Though it is hard to take, it is not inappropriate that on the road to realising an environment project, your patience and commitment are tested. Oh, one is ready to face the facts that soil will take its own time to heal or that trees will take their years to grow. But several jobs that you assumed money can get done in quick time, can surprise you.
A proper road to the pointReturn site is yet to be laid although the necessary rights have been bought. [A way west] The peanut crop there is to be harvested in April and road laying awaits that. In the meantime access to the site is difficult. All heavy items are taken first to good friend Babu Reddiar’s house, transferred to his tractor and carried over.
I thought, ‘why not get the land fenced?’, as we await the peanut crop to be harvested. When we ordered 500 stone posts, a new learning began. The real estate boom in India is making fencing posts scarce. There are three options here. One you can buy them from Sholinghur, near Arakkonam. They cost Rs.70 a post but are rather brittle. Cement posts reinforced with wire are strong and uniform but cost Rs 180 each. Steel posts are prohibitive [-blame the infrastructure boom] and tend to corrode.

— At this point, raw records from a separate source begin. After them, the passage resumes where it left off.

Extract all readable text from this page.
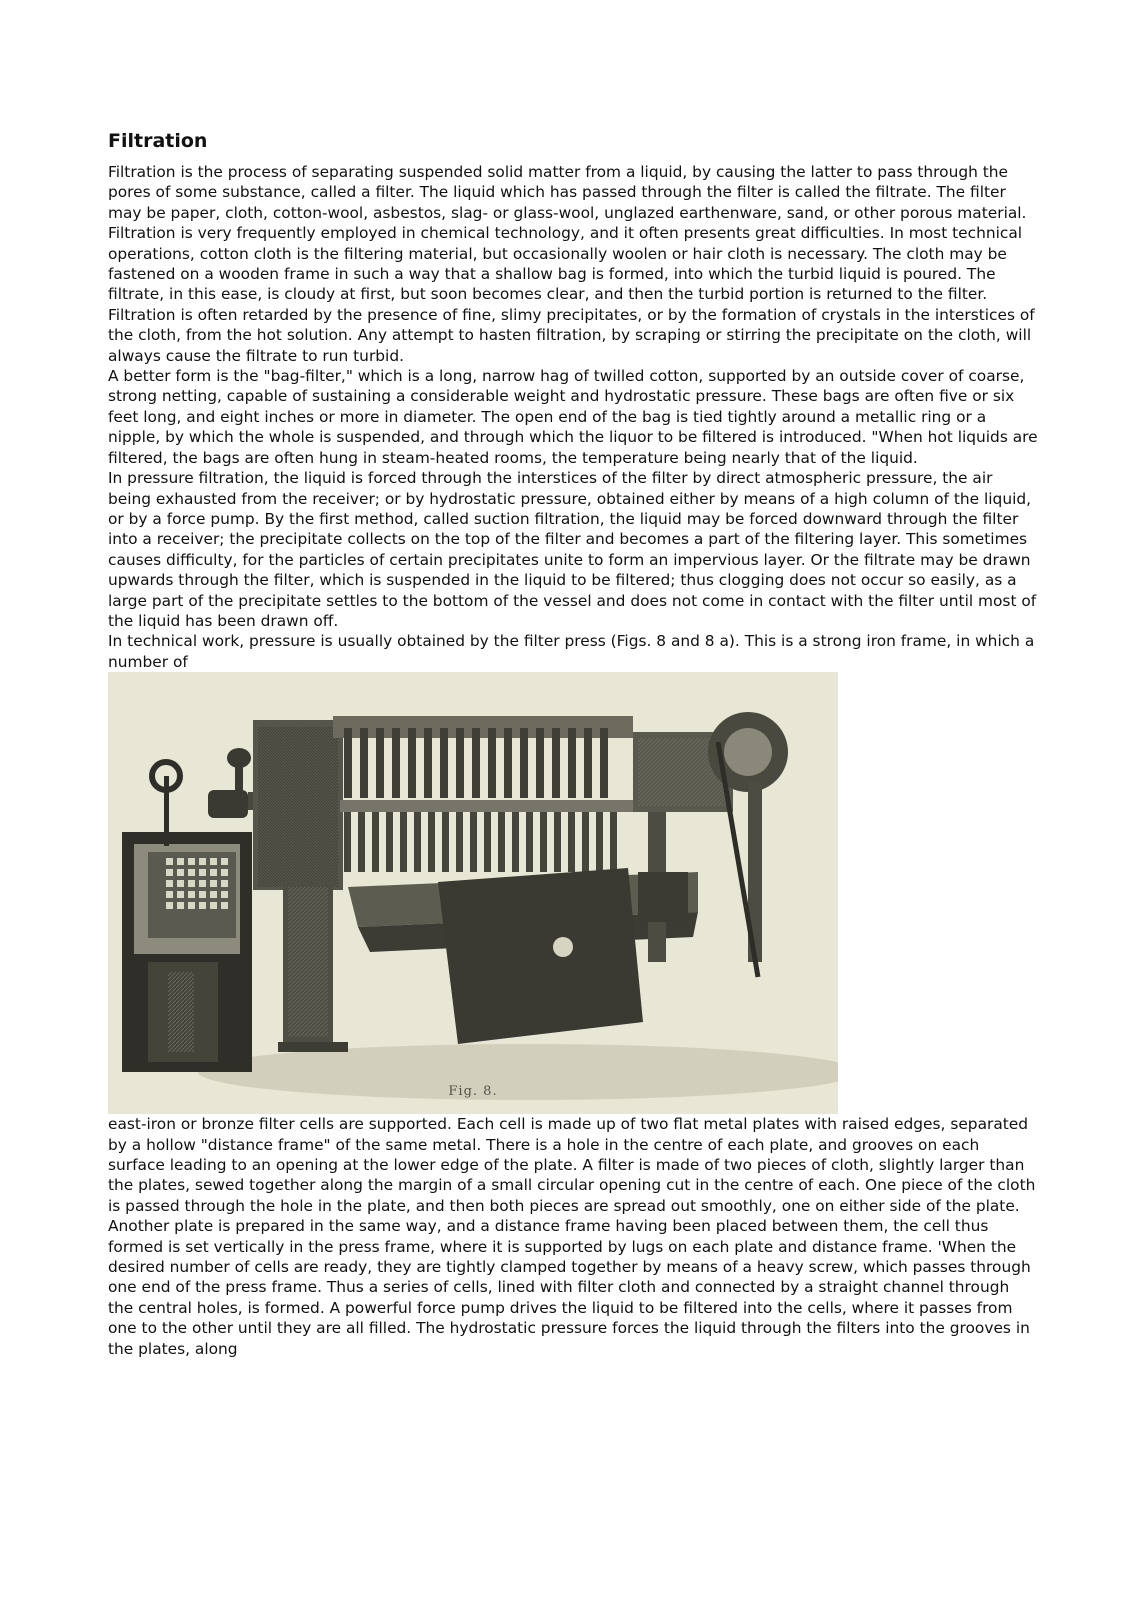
Filtration

Filtration is the process of separating suspended solid matter from a liquid, by causing the latter to pass through the pores of some substance, called a filter. The liquid which has passed through the filter is called the filtrate. The filter may be paper, cloth, cotton-wool, asbestos, slag- or glass-wool, unglazed earthenware, sand, or other porous material.

Filtration is very frequently employed in chemical technology, and it often presents great difficulties. In most technical operations, cotton cloth is the filtering material, but occasionally woolen or hair cloth is necessary. The cloth may be fastened on a wooden frame in such a way that a shallow bag is formed, into which the turbid liquid is poured. The filtrate, in this ease, is cloudy at first, but soon becomes clear, and then the turbid portion is returned to the filter. Filtration is often retarded by the presence of fine, slimy precipitates, or by the formation of crystals in the interstices of the cloth, from the hot solution. Any attempt to hasten filtration, by scraping or stirring the precipitate on the cloth, will always cause the filtrate to run turbid.

A better form is the "bag-filter," which is a long, narrow hag of twilled cotton, supported by an outside cover of coarse, strong netting, capable of sustaining a considerable weight and hydrostatic pressure. These bags are often five or six feet long, and eight inches or more in diameter. The open end of the bag is tied tightly around a metallic ring or a nipple, by which the whole is suspended, and through which the liquor to be filtered is introduced. "When hot liquids are filtered, the bags are often hung in steam-heated rooms, the temperature being nearly that of the liquid.

In pressure filtration, the liquid is forced through the interstices of the filter by direct atmospheric pressure, the air being exhausted from the receiver; or by hydrostatic pressure, obtained either by means of a high column of the liquid, or by a force pump. By the first method, called suction filtration, the liquid may be forced downward through the filter into a receiver; the precipitate collects on the top of the filter and becomes a part of the filtering layer. This sometimes causes difficulty, for the particles of certain precipitates unite to form an impervious layer. Or the filtrate may be drawn upwards through the filter, which is suspended in the liquid to be filtered; thus clogging does not occur so easily, as a large part of the precipitate settles to the bottom of the vessel and does not come in contact with the filter until most of the liquid has been drawn off.

In technical work, pressure is usually obtained by the filter press (Figs. 8 and 8 a). This is a strong iron frame, in which a number of

Fig. 8.

east-iron or bronze filter cells are supported. Each cell is made up of two flat metal plates with raised edges, separated by a hollow "distance frame" of the same metal. There is a hole in the centre of each plate, and grooves on each surface leading to an opening at the lower edge of the plate. A filter is made of two pieces of cloth, slightly larger than the plates, sewed together along the margin of a small circular opening cut in the centre of each. One piece of the cloth is passed through the hole in the plate, and then both pieces are spread out smoothly, one on either side of the plate.

Another plate is prepared in the same way, and a distance frame having been placed between them, the cell thus formed is set vertically in the press frame, where it is supported by lugs on each plate and distance frame. 'When the desired number of cells are ready, they are tightly clamped together by means of a heavy screw, which passes through one end of the press frame. Thus a series of cells, lined with filter cloth and connected by a straight channel through the central holes, is formed. A powerful force pump drives the liquid to be filtered into the cells, where it passes from one to the other until they are all filled. The hydrostatic pressure forces the liquid through the filters into the grooves in the plates, along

The best option is a reddish stone fence ordered from Muttathur near Chenjee, about 100km from the site. Prices of these have risen too but they are stronger than the Sholinghur variety and at Rs.98 each cheaper than cement posts. But it’s not something you ordered and had them delivered in a couple of days – not in these times, any way.
Large solid rocks are delivered first and a 50% payment is made. After a few days an itinerant team of rock splitters arrive with no more tools than chisels and hammers. You have to arrange for their accommodation and meals. From each large rock about 30 posts of each 7′ long and 4″ x 4″ section are split patiently, manually.
It’s quite an art: first the large rock is split into two and those are then split again until 4″ thick slabs are formed. They make shallow holes along parting lines. Then over-sized drifts are tapped in create linear cracks. Voila, you have fencing posts. A team of four splits about 50 posts in a day.
After a few days trying to get the best price, I despaired at the scarcity of the material and was willing to toe the supplier’s price line. I ordered 300 posts out of the 500 required. I ordered them in late January and few rocks arrived on Feb 10th.
Splitters were to arrive I was told, within three days. In the event, they took three anxious weeks of pleading, before they showed up – that’s how busy they are in this real estate boom. They were hard working, pathetically poor men, quite clearly at the low-end of the fencing post food chain. Babu Reddiar took nice care of them, bringing three good meals a day. Work on the rocks began and after two days I had no more than 125 posts, less than half of what I needed for the first stage.
Search for the balance requirements began. Babu did the search and drew a blank everywhere. Finally we found a small surplus in a village about 30km away. It cost Rs.17 per post extra for handling and transport. I treasured them as rare diamonds. We now had a total of 250, about 50 short, but enough to be stood in place in order to somewhat earmark the project site.